It’s amazing how Kate DiCamillo succeeds time and again in wrapping her life’s theme in fairytale-sentimental stories that turn from gloom to hopeful at the end. The American author (“Winn Dixie”, “Despereaux”, “Edward Tulane”) transforms experiences of pain, loneliness, separation and loss into small literary surprises in which her suffering heroines or heroes find people after a long journey through threatening climes accept them as lovable creatures despite the inner conflict of the seekers.
It was the same in DiCamillo’s novel “Little Miss Florida” from 2016. He told of the friendship between three girls. The most unfortunate of them, the ten-year-old Louisiana Elefante, won a talent competition at the end and secured herself and her granny a living for a while. Well, in the follow-up story “Louisiana’s Way Home” the girl is twelve years old and with her grandmother in a rattle box from Florida on the run from unspecified dark elements. The year is 1977. There seems to be a curse on Louisiana and her grandmother. The parents – high wire artists drowned in the sinking of an ocean liner. Granny’s father – a gifted magician – disappeared, never to be seen again, immediately after sawing up his wife on the stage, but not putting them back together. And now Granny apparently wants to fulfill a mission that will lead her to the source of the curse, in a small town in Nebraska.
The two are stranded with empty tanks in a small town in Georgia. End of the road movie. Granny is incapacitated after radical dental surgery. Meanwhile, the girl encounters strange people in wondrous milieus, whom one already knows from other DiCamillo’s books. A boy with a tame crow on the roof of a motel. Life-marked, disgruntled, but also kind people who all try more or less successfully to cope with their everyday lives.
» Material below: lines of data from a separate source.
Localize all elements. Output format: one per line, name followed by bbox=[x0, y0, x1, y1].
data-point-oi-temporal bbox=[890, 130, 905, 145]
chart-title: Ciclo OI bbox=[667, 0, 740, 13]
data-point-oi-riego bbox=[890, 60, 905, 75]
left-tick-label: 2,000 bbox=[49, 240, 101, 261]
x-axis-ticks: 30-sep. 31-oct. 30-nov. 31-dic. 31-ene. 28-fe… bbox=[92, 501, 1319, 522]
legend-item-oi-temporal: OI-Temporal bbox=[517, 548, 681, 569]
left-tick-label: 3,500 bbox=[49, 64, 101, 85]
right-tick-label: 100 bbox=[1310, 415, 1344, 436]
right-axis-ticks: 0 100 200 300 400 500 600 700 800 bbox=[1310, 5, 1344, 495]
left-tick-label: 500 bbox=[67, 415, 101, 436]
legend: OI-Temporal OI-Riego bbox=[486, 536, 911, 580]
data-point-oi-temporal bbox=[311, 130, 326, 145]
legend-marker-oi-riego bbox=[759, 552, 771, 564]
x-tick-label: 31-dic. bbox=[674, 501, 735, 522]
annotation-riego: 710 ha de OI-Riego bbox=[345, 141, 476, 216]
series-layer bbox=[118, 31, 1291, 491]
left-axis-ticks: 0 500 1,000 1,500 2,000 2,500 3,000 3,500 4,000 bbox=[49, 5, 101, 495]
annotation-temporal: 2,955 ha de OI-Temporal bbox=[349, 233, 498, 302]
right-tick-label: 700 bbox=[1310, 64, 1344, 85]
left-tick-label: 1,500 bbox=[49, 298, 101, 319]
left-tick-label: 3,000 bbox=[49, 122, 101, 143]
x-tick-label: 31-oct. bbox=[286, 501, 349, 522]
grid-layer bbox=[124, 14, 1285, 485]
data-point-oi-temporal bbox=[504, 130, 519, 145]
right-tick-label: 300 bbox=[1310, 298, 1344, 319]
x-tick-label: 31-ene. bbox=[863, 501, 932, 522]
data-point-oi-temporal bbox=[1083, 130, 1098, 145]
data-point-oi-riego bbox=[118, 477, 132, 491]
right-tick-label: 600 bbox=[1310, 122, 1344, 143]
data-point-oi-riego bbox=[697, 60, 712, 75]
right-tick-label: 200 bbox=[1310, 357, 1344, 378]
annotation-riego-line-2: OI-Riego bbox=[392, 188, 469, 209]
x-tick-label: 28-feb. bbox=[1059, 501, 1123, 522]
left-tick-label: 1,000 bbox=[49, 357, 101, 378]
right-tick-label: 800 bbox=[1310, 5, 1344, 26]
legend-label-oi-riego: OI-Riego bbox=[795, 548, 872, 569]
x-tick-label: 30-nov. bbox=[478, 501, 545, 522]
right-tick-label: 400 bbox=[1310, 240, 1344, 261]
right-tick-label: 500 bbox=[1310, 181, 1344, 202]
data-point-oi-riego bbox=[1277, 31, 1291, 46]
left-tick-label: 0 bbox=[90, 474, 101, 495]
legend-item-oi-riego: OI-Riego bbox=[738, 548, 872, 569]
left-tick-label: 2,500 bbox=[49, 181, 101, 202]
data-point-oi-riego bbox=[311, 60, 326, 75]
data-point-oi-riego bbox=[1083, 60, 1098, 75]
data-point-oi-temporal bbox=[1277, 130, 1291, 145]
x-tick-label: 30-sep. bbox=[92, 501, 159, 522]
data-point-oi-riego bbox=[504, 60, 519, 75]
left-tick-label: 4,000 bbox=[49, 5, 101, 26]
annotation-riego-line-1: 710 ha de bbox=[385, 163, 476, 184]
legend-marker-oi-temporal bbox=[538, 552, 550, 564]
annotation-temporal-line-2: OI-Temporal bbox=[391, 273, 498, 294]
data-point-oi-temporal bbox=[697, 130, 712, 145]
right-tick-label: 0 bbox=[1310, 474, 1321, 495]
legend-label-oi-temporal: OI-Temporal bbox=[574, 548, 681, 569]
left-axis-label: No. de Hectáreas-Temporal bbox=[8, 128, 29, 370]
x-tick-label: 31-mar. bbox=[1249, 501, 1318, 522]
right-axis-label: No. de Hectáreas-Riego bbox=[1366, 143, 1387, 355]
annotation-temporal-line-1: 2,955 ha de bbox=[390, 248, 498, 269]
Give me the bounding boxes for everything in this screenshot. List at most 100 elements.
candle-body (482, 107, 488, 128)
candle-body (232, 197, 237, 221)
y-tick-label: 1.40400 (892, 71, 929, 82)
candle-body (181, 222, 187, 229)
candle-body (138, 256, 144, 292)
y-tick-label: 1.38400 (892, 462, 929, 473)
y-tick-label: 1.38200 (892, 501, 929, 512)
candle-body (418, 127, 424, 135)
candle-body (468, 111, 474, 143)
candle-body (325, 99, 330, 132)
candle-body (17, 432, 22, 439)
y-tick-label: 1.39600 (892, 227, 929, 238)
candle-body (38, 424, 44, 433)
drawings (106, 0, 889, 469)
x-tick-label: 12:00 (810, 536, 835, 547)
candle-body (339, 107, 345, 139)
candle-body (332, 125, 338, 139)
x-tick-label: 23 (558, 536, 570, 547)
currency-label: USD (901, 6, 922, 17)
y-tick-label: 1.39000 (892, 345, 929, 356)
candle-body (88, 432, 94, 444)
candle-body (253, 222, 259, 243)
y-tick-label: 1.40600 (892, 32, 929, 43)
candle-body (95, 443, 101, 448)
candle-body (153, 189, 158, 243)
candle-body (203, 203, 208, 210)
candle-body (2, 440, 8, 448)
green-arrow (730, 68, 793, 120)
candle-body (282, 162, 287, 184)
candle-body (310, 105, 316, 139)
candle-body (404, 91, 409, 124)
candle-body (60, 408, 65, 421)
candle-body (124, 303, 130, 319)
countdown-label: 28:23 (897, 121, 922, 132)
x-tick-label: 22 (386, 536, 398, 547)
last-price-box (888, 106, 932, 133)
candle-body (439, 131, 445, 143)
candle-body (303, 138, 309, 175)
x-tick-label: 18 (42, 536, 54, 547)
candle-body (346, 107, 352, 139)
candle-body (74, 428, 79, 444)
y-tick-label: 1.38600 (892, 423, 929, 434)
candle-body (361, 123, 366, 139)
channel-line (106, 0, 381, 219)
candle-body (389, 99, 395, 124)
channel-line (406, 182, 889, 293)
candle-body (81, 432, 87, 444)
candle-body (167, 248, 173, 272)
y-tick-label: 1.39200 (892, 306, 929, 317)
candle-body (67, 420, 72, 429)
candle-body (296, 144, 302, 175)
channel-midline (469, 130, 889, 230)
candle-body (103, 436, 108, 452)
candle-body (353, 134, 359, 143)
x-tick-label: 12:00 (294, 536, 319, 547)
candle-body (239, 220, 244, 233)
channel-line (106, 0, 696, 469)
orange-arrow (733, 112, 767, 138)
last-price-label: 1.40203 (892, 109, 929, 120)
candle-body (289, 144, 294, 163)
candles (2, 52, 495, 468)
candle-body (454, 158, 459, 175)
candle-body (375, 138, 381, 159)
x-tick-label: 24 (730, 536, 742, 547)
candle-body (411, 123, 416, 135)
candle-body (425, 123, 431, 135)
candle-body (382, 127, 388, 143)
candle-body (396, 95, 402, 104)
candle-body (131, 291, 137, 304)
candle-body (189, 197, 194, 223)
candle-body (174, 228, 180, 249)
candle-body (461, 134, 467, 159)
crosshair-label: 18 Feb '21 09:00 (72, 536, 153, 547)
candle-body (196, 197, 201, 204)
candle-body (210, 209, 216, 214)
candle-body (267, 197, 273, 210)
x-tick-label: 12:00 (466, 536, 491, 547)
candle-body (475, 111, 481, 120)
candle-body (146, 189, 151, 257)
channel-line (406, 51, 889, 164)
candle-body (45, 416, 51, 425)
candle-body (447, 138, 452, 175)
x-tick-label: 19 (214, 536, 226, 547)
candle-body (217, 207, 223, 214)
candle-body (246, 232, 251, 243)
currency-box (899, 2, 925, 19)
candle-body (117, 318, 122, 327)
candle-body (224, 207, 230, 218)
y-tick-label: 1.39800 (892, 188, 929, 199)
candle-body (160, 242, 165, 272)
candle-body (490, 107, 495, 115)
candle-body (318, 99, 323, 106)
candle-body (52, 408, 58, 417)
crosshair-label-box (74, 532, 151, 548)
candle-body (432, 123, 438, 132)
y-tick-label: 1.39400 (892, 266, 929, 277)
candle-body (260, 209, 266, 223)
In the first-person narrator Louisiana, the fear that she is alone in the world is slowly growing, but at the same time the realization is growing that only she can help herself.
These are not necessarily spectacular insights. How, however, Kate DiCamillo – again translated fluently into German by Sabine Ludwig – combines the events into a fantastically realistic narrative, with a lot of atmosphere, with humor, surprising turns and a high symbolic content, that characterizes the story in which Louisiana finally finds home , even if this home looks completely different from what she had dreamed of. (from 10 years)
Kate DiCamillo: Louisiana’s way home. Translated from the English by Sabine Ludwig. dtv, Munich 2020. 208 pages, 12.95 euros.